[Greylist-users] greylist lib in C? + several Q's

Wed Sep 1 04:46:18 PDT 2004

> "William Blunn" <bill--greylist at blunn.org> replies, to Graham Toal:
>>> Do you decide
>>> to either pass the mail or not, for all users, or do you
>>> reject all recipients except one
>>
>> Again, if you do it at RCPT time, you can return results for each
>> recipient.
>>
>> If you do it somewhere else, you need some way of combining the
>> greylisting results for all the recipients.  This is an implementation
>> decision.
>>
>> The algorithm I used was to take the "most rejectional" result out of
>> all the results for all of the recipients.  The possible greylisting
>> results for each recipient are:
>>
>>   0 ACCEPT
>>   1 TEMPREJECT
>>   2 REJECT
>>
>> Then take the maximum value reached for this messsage, and that is the
>> result for the message.
> 
> So if the email is to be (permanently) rejected for one of the
> recipients, and accepted for others, you'd issue a reject after the
> DATA phase?  I hope you don't allow random users to blacklist senders,
> then.

I think we have a shortcoming of understanding.

The only time REJECT is returned is when one of the triples appears with
a BLACK entry in the database.  These can only ever be added manually.
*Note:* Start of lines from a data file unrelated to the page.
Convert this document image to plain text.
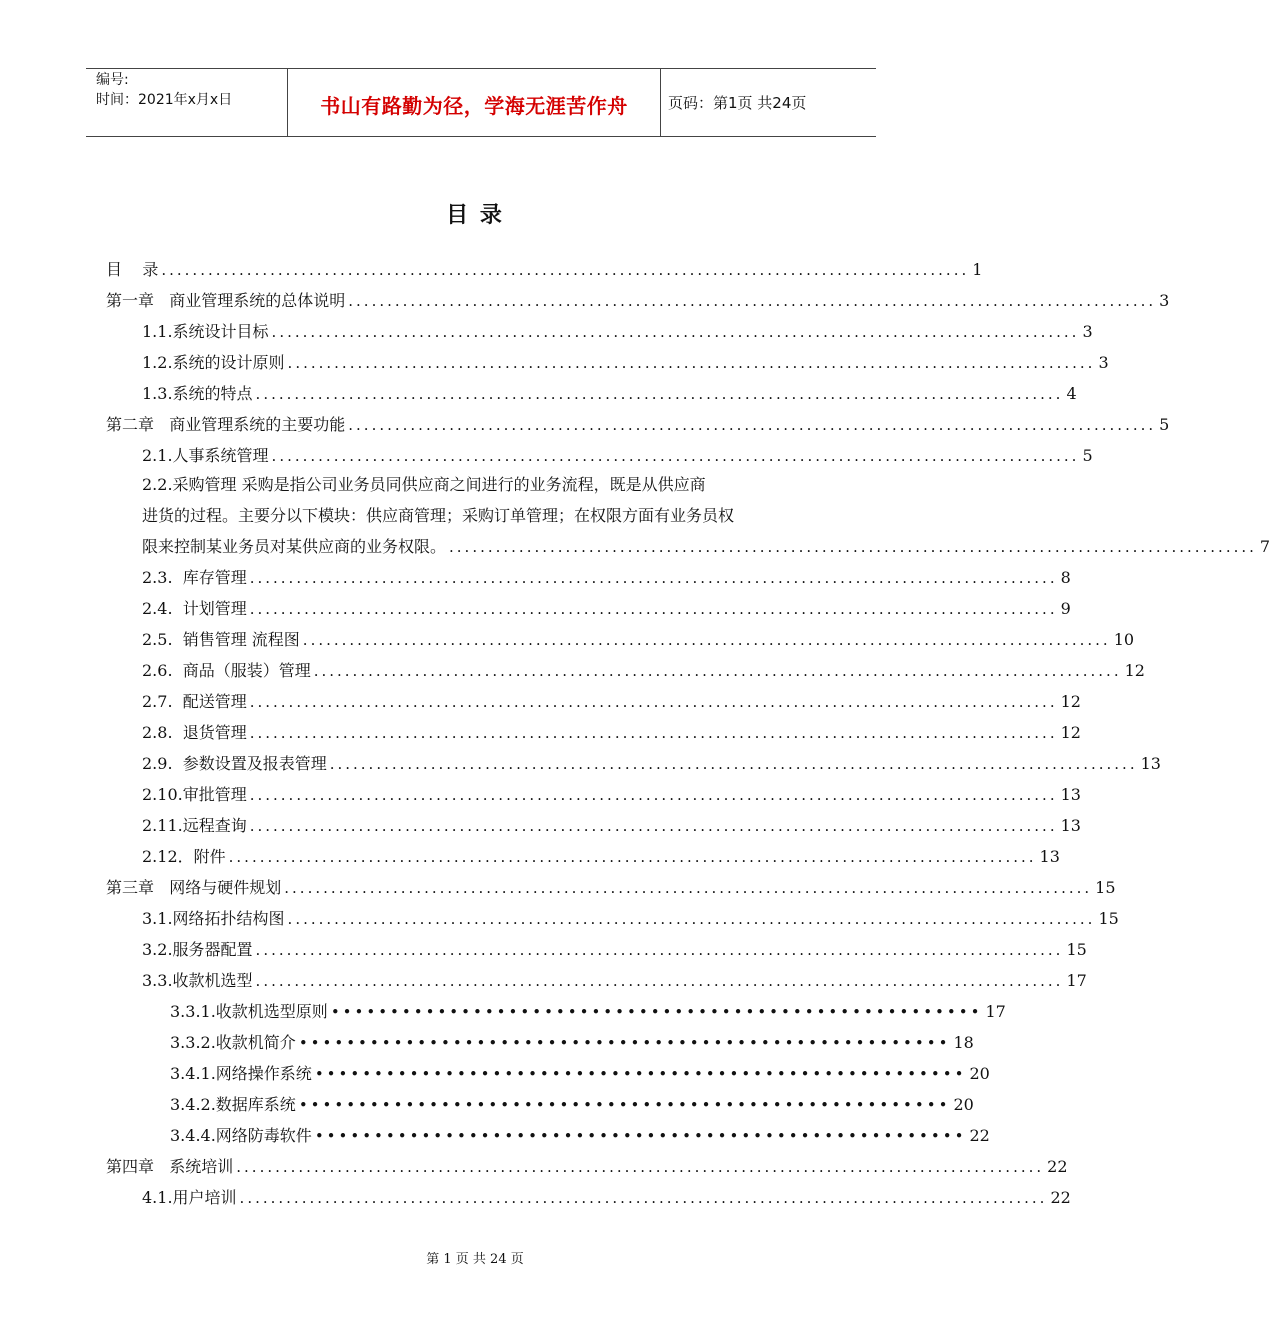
编号:
时间：2021年x月x日	书山有路勤为径，学海无涯苦作舟	页码：第1页 共24页
目 录
目    录 ........................................................................................................ 1
第一章   商业管理系统的总体说明 ........................................................................................................ 3
1.1.系统设计目标 ........................................................................................................ 3
1.2.系统的设计原则 ........................................................................................................ 3
1.3.系统的特点 ........................................................................................................ 4
第二章   商业管理系统的主要功能 ........................................................................................................ 5
2.1.人事系统管理 ........................................................................................................ 5
2.2.采购管理 采购是指公司业务员同供应商之间进行的业务流程，既是从供应商
进货的过程。主要分以下模块：供应商管理；采购订单管理；在权限方面有业务员权
限来控制某业务员对某供应商的业务权限。 ........................................................................................................ 7
2.3.  库存管理 ........................................................................................................ 8
2.4.  计划管理 ........................................................................................................ 9
2.5.  销售管理 流程图 ........................................................................................................ 10
2.6.  商品（服装）管理 ........................................................................................................ 12
2.7.  配送管理 ........................................................................................................ 12
2.8.  退货管理 ........................................................................................................ 12
2.9.  参数设置及报表管理 ........................................................................................................ 13
2.10.审批管理 ........................................................................................................ 13
2.11.远程查询 ........................................................................................................ 13
2.12．附件 ........................................................................................................ 13
第三章   网络与硬件规划 ........................................................................................................ 15
3.1.网络拓扑结构图 ........................................................................................................ 15
3.2.服务器配置 ........................................................................................................ 15
3.3.收款机选型 ........................................................................................................ 17
3.3.1.收款机选型原则 ••••••••••••••••••••••••••••••••••••••••••••••••••••••• 17
3.3.2.收款机简介 ••••••••••••••••••••••••••••••••••••••••••••••••••••••• 18
3.4.1.网络操作系统 ••••••••••••••••••••••••••••••••••••••••••••••••••••••• 20
3.4.2.数据库系统 ••••••••••••••••••••••••••••••••••••••••••••••••••••••• 20
3.4.4.网络防毒软件 ••••••••••••••••••••••••••••••••••••••••••••••••••••••• 22
第四章   系统培训 ........................................................................................................ 22
4.1.用户培训 ........................................................................................................ 22
第 1 页 共 24 页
In the normal scheme of things, you could never even get a REJECT
response.

IF a sender sent a message to multiple recipients, where ONE of those
recipients matches a *manual* BLACKlist entry, then yes, the message
would be rejected for *all* recipients.  But you would only ever put in
a BLACKlist entry when you knew that mail for that recipient was
definitely spam.

I have seen cases like these where the spammer sends mail to multiple
recipients at my domain, including one to a spambait address.  By
BLACKlisting the spambait address, you would get to reject the messages
for all the other recipients as well - great!

However *all* of the above is academic because sending TEMPREJECT after
DATA for non-null senders is well-known as a broken technique.  (Some
MTAs ignore TEMPREJECT after DATA.  You should TEMPREJECT at RCPT time.)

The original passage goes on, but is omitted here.